July 4th is definitely the time for home grown tomatoes. I remember waiting for the juicy fruit to ripen, with many trips to the garden to see if that would be the day I could finally eat the luscious, juicy, ripe, tangy, succulent tomatoes! One thing I knew for sure was that the 4th of July picnic would have a bounty of sliced juicy red tomatoes on the table, and they would prove to be a favorite of young and old alike. Another known fact was that the riper and juicer the tomato, the better the flavor.

The famous southern delight, “the tomato sandwich,” was on every southern menu during the summer. If you’re not from the South, you may not realize it’s possible to make a meal out of tomatoes. But, we can make any meal, breakfast, lunch, or dinner with a tomato as its main (or only) course. The right way to make a tomato sandwich will not appear in any cookbooks, although Southern parents and grandparents know and pass down the recipe generation to generation.

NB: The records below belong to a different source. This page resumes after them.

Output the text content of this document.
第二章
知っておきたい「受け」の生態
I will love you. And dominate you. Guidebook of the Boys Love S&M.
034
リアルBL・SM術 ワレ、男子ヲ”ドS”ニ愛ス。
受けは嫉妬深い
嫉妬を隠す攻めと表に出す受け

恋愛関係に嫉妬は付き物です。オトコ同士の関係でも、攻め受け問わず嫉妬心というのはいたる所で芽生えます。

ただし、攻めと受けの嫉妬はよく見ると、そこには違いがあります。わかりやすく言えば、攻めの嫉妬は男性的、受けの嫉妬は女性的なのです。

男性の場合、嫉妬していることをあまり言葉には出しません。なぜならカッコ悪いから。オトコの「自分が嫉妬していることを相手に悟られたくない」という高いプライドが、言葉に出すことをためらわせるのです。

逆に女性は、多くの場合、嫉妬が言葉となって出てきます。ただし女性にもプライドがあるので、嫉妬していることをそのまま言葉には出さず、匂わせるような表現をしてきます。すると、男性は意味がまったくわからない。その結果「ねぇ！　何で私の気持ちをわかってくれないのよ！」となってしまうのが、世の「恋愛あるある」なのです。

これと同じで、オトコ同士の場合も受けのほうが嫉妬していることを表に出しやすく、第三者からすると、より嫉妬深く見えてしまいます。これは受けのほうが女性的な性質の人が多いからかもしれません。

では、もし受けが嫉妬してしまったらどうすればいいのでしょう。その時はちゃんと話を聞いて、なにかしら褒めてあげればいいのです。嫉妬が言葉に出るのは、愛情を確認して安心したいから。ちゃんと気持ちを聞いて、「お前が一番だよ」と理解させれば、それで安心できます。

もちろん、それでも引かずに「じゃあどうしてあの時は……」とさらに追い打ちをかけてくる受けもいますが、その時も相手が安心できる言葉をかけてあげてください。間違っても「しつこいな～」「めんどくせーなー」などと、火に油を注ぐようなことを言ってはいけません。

It requires sliced tomatoes grown in your backyard, mayonnaise (Hellmann’s or Duke’s), two slices of bread, and salt to taste. You just smear the mayo on the bread, add tomatoes and salt, and finish with another mayo soaked slice of bread. If made correctly, the juice from the sandwich will run down your chin and through your hands, like a ripe peach. It is messy, sweet, and tangy: a perfect blend of acidic tomatoes, creamy mayo, soft bread, and salty salt, just right to get that yummy flavor. It’s pure heaven on a slice of bread.

And that first tomato of the season requires a rush to the kitchen to bake up a batch of biscuits. Fresh and hot from the oven and lathered with butter, the biscuit makes a perfect companion for the freshly ripened tomatoes. There is nothing more delicious anywhere. Yes, it is definitely a southern happening around the 4th of July.